Some services provided by XXX are attractive to criminals wanting to launder the proceeds of crime and to finance terrorism.
There are some instances of legal professionals being directly involved in money laundering, however most lawyers who are exposed to it are not complicit.
The services offered by legal professionals that are vulnerable to money laundering activities relate to their involvement in financial transactions, such as money transfers, conveyancing, as well as, the establishment of legal entities to hold assets.
The drivers for bringing the XXX into the AML/CFT regime are to:
- Reduce the risk of businesses being unwittingly drawn into criminal activity
- Improve the ability to detect and investigate serious crimes such as drug offending and tax evasion, by following the money trail that such offences generate
- Help stop the ‘displacement effect’ where criminals move their funds to sectors outside of regulated sectors in a bid to avoid detection.
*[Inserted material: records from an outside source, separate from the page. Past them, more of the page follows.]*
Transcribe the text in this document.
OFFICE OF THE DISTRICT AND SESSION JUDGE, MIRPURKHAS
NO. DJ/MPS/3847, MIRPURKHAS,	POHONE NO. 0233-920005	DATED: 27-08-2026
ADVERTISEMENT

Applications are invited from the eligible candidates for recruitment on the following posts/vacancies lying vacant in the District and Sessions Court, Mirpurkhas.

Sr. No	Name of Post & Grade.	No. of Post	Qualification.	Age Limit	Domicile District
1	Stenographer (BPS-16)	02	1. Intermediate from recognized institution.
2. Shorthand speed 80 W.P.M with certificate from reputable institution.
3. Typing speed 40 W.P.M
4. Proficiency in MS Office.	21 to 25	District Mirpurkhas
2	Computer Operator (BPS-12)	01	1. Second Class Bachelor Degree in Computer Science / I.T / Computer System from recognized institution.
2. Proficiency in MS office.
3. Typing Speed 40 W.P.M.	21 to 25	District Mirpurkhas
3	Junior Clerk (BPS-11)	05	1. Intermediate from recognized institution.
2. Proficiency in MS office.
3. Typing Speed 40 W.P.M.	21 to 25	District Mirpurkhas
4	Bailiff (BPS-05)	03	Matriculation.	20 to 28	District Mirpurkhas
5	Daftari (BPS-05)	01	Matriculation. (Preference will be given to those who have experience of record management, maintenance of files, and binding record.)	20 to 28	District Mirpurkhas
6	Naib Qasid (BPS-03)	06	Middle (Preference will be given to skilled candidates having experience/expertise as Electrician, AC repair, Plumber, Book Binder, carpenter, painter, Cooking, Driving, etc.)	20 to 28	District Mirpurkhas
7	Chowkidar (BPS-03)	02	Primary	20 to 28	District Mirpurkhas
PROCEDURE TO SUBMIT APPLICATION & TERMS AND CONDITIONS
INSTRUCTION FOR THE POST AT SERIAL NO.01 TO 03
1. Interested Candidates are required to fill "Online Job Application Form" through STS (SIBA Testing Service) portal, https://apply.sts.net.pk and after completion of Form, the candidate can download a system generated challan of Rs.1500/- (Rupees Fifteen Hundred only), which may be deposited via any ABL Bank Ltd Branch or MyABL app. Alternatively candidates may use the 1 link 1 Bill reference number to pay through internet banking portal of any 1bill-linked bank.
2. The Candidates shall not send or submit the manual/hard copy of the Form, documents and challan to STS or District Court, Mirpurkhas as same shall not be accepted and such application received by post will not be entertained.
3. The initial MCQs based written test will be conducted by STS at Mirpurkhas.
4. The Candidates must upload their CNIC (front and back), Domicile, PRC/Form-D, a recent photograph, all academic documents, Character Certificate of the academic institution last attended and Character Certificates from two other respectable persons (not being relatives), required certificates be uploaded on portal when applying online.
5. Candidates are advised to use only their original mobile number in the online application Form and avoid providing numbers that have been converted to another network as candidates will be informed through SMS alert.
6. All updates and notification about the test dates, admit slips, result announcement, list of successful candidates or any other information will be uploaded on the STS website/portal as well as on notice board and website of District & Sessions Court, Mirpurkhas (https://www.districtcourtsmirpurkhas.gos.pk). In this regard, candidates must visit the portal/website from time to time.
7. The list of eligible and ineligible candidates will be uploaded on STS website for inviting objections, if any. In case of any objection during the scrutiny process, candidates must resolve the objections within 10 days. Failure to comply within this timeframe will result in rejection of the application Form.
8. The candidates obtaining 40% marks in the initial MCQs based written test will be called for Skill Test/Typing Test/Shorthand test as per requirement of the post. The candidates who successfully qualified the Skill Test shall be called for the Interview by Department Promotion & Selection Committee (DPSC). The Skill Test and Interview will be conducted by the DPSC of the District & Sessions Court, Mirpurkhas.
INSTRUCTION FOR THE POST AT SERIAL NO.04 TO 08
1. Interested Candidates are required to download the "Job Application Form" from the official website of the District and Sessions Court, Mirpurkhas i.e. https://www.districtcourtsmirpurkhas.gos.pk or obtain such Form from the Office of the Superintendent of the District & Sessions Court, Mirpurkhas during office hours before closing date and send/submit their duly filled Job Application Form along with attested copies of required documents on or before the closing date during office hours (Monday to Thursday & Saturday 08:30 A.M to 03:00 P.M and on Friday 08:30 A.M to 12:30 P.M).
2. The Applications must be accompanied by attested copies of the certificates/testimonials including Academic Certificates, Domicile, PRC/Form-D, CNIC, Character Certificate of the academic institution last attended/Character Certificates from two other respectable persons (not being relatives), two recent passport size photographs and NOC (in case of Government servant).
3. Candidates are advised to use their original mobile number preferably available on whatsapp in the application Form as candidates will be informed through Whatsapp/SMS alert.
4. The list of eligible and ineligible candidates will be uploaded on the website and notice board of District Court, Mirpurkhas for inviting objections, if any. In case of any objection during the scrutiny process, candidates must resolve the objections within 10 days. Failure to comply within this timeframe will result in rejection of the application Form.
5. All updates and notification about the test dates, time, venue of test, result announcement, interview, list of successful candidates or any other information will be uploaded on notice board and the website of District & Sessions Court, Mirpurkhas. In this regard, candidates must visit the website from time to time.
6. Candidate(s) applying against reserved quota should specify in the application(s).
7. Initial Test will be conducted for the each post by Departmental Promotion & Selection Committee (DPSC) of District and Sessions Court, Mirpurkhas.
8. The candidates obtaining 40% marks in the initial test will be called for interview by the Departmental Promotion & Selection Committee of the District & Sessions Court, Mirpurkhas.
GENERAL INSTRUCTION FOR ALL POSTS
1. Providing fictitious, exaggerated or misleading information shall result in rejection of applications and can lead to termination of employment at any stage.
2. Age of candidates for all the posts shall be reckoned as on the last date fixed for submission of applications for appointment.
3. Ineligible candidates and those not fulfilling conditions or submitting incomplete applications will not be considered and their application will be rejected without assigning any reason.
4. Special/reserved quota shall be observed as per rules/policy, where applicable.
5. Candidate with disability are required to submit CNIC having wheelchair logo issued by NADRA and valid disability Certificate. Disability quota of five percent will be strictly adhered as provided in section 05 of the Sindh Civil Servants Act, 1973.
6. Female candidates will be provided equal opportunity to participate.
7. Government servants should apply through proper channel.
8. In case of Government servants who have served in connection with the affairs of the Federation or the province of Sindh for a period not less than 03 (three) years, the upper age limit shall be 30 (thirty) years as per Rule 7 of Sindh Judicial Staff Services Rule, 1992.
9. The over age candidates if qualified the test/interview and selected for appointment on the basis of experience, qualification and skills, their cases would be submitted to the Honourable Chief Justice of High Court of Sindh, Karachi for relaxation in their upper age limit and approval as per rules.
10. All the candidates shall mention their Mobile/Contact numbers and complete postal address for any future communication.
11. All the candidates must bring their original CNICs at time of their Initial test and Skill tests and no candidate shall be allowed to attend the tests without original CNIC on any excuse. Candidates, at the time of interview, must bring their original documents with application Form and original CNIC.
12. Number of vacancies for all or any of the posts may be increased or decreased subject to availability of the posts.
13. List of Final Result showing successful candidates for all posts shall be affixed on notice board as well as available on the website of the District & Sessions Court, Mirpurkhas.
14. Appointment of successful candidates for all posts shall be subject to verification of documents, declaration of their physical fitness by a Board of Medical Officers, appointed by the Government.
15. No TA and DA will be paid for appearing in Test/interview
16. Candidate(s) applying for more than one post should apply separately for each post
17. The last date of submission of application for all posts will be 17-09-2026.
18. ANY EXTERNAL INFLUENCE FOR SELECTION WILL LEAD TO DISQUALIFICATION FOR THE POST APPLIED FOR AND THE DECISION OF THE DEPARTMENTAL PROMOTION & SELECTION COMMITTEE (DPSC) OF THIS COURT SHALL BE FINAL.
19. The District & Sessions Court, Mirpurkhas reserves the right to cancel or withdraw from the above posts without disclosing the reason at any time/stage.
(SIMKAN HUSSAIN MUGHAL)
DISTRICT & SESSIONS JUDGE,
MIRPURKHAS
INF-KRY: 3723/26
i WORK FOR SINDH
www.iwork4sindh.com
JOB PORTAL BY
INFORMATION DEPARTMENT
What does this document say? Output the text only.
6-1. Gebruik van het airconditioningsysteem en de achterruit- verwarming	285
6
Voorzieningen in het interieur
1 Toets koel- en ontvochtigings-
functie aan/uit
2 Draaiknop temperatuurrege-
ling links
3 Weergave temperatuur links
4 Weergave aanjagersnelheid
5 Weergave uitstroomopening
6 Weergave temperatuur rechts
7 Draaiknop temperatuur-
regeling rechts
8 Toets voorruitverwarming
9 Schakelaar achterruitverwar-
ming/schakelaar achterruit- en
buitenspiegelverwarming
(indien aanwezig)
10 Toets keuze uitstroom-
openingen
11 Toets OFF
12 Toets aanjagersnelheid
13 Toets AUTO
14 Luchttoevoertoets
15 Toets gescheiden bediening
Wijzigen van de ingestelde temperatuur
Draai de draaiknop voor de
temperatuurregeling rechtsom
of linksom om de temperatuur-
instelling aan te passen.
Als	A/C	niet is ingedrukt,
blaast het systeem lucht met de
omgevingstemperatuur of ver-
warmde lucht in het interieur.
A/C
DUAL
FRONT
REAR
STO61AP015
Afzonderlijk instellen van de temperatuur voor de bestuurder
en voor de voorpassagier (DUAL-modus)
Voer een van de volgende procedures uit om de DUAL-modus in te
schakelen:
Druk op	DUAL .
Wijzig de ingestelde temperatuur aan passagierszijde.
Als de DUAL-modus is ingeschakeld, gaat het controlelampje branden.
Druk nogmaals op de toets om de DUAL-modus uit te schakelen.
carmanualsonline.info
Some countries have already adopted AML/CFT laws, whilst others are in the process of implementing, measures to prevent the misuse of non-financial businesses and professions, including the legal profession.
The AML/CFT regime is risk based, which means that your responses to the AML/CFT obligations placed upon you should be risk-based. A risk-based AML/CFT regime requires that you understand and address the Money Laundering and Financing Terrorism (ML/FT) risks associated with legal services you offer and design, implement and maintain systems, procedures and controls that are proportionate to these risks.